Open source code is not inherently a bad thing. There is no cause for greater concern over the security of open versus closed source, Maiffret noted. Rather, the concern should focus on the proper auditing and security of code in general.
“People tend to think of this as an open source problem because it is more common for people to use third-party open source code within their product. But there are plenty of insecure third-party closed source components that companies will leverage and equally do a bad job at keeping them up to date,” said Maiffret.
Poorly trained developers write both closed and open-source code. Enterprises need to look at each product or component on its own, he cautioned.
“There is just as much bad commercial code being written as open source and vice versa,” Maiffret said.
Open source has become shorthand for free and good quality software, noted MongoDB’s Assay. So, users are not thinking about licenses, risks, or obligations to the community.
The looseness involving the widespread use of open source and lack of attention to licensing requirements is ingrained into software coders today. They grew out of an age when coders have been trained in a world of open source, according to Black Duck’s Granof.
“When you bring in coders to your company, you want the brightest and the best. They are going to be using open source. That is where the brightest and the best are right now,” he maintained.
The Inevitable Option
For enterprises, it is not a matter of deciding when or if they should adopt open source.

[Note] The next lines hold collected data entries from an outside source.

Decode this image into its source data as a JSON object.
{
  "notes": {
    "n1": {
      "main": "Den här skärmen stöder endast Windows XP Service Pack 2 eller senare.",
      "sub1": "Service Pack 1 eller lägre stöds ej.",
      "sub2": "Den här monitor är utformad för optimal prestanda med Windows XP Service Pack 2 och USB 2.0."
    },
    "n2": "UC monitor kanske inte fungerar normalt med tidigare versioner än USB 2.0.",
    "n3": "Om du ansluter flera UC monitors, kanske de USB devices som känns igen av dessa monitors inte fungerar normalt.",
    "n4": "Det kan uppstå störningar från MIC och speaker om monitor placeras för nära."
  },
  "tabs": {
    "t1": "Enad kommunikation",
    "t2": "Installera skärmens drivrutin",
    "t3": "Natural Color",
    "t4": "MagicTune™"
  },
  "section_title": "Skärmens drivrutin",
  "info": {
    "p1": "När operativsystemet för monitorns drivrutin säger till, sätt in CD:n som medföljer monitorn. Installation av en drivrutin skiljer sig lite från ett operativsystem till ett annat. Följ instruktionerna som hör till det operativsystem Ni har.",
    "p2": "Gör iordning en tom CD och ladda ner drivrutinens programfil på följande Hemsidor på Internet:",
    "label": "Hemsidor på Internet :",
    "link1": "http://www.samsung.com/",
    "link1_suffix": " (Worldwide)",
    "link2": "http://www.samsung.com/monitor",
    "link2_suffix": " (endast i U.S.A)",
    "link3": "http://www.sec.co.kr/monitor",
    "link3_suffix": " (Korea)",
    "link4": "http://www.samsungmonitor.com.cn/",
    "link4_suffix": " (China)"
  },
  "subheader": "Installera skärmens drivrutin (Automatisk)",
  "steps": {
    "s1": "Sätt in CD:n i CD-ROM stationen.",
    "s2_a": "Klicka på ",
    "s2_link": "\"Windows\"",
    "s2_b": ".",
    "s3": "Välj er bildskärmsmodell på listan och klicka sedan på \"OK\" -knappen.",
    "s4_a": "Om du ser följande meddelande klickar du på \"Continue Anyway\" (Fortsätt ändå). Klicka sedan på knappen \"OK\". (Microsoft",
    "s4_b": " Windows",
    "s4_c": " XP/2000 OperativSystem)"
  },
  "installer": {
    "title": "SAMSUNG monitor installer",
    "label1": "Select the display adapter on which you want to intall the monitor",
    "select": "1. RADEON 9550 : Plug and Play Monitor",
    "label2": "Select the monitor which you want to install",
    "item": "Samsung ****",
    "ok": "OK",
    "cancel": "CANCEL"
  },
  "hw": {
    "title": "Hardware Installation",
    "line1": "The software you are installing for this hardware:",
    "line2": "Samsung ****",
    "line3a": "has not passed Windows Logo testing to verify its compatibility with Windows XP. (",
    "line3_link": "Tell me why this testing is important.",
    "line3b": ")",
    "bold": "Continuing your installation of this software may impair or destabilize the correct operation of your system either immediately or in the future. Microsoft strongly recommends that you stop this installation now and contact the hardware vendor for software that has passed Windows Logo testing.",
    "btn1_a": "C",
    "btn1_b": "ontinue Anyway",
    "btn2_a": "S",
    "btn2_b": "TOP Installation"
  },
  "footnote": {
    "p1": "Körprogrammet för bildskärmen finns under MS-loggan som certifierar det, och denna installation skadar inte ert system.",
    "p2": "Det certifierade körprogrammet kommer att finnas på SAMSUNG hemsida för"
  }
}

It is a matter of whether you already have it, suggested Granof.
Is it merely a matter of how fast you want to be able to understand what is in your software and prepare for things like Heartbleed? Or simply be hygienic and compliant as an organization as the licenses demand?
“It is that pervasive in enterprise,” Granof said.
Control or Fail
Enterprises need to recognize that open source poses a conundrum over access to the best software at a business-advantageous price, said Assay.
“So they have to make a choice. Do I innovate and use open source in a less controlled fashion?” he wondered. “Or do I try to heavily control it and risk being left behind and have my company or firm not compete as well?”